3) Should the government be deciding what otherwise law-abiding religious institutions fit "fit squarely into the American melting pot"? Absolutely not, it's outrageous to suggest that it could or should and it detracts from the perfectly reasonable points 1 and 2 to mix them up in such a notion.

"Do we" is a question of either government or people or both together. Don't be so literal. Of course there isn't going to be a central planning board of multiculturalism or some such nonsense, but the government is going to have its part to play or the "questions" will either carry no weight or we'll never be able to know enough to ask them in the first place.
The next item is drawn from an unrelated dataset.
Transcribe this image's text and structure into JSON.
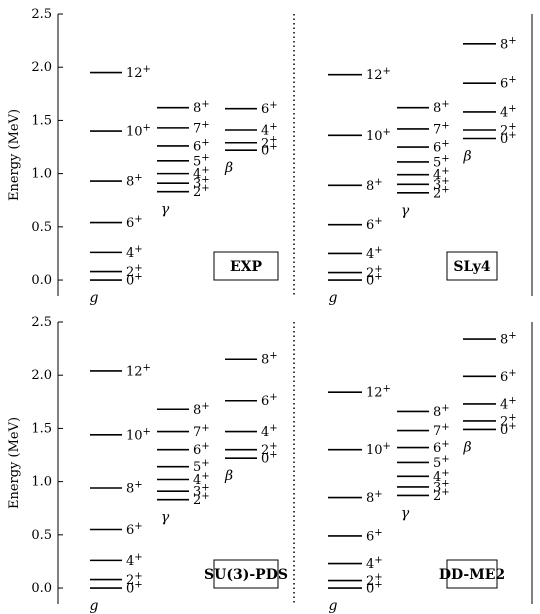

The government should certainly give higher ongoing scrutiny to new or existing mosques, and not pretend they're just the same as Catholic Churches, for instance [edit: not to mention tougher immigration rules for people coming from the places that spew the types of conspiracy theories and hatred we regular view on sites like this]. We need to be able to use government to obtain information, issue (and respond to! as in this news article) subpoenas, keep files on and consider regulations concerning the use of foreign cash and connections...that kind of thing. Some things require the involvement of the government, unless you want to release the villagers with the pitchforks to take justice into their own hands -- something no one wants.

If I was a ratepayer in Boston I would be looking to have the BRA held accountable for their actions. Who are they to be denying citizen access to review business dealings with the municipality?

I do not at all like the idea of the government making decisions on who does and who doesn't get to build a place of worship. This would rewind our society all the way back to before 1791, when the First Amendment was ratified.

Government neutrality towards religion is an important reason why Jews have thrived in the US. We should not even consider throwing away such an important bedrock concept.

Of course there isn't going to be a central planning board of multiculturalism or some such nonsense...

OK, that's why I expressed surprise! I know you're a reasonable person and your original post read (to me) more like something out of the nether regions of LGF.

That said, I still agree with Ron. Is the government going to be taking the same approach to vehemently anti-abortion churches? To the stuff at the Young Israel of Brookline that would be considered far-right if they were in Israel? Where do you think that's going to end?

Looking for an exit strategy already? We have no where to go. ;) Nothing is on the level of threat right now, or in the foreseeable future, that the threat of radical Islam is at, all the more so because once it does become established, we will, for reasons foreshadowed in your and Ron's objections, have even fewer options to fight it. It will be too late.

I would expect an extreme anti-abortion church group to get extra scrutiny by the government. It would be irresponsible of them not to due to a past propensity for violence.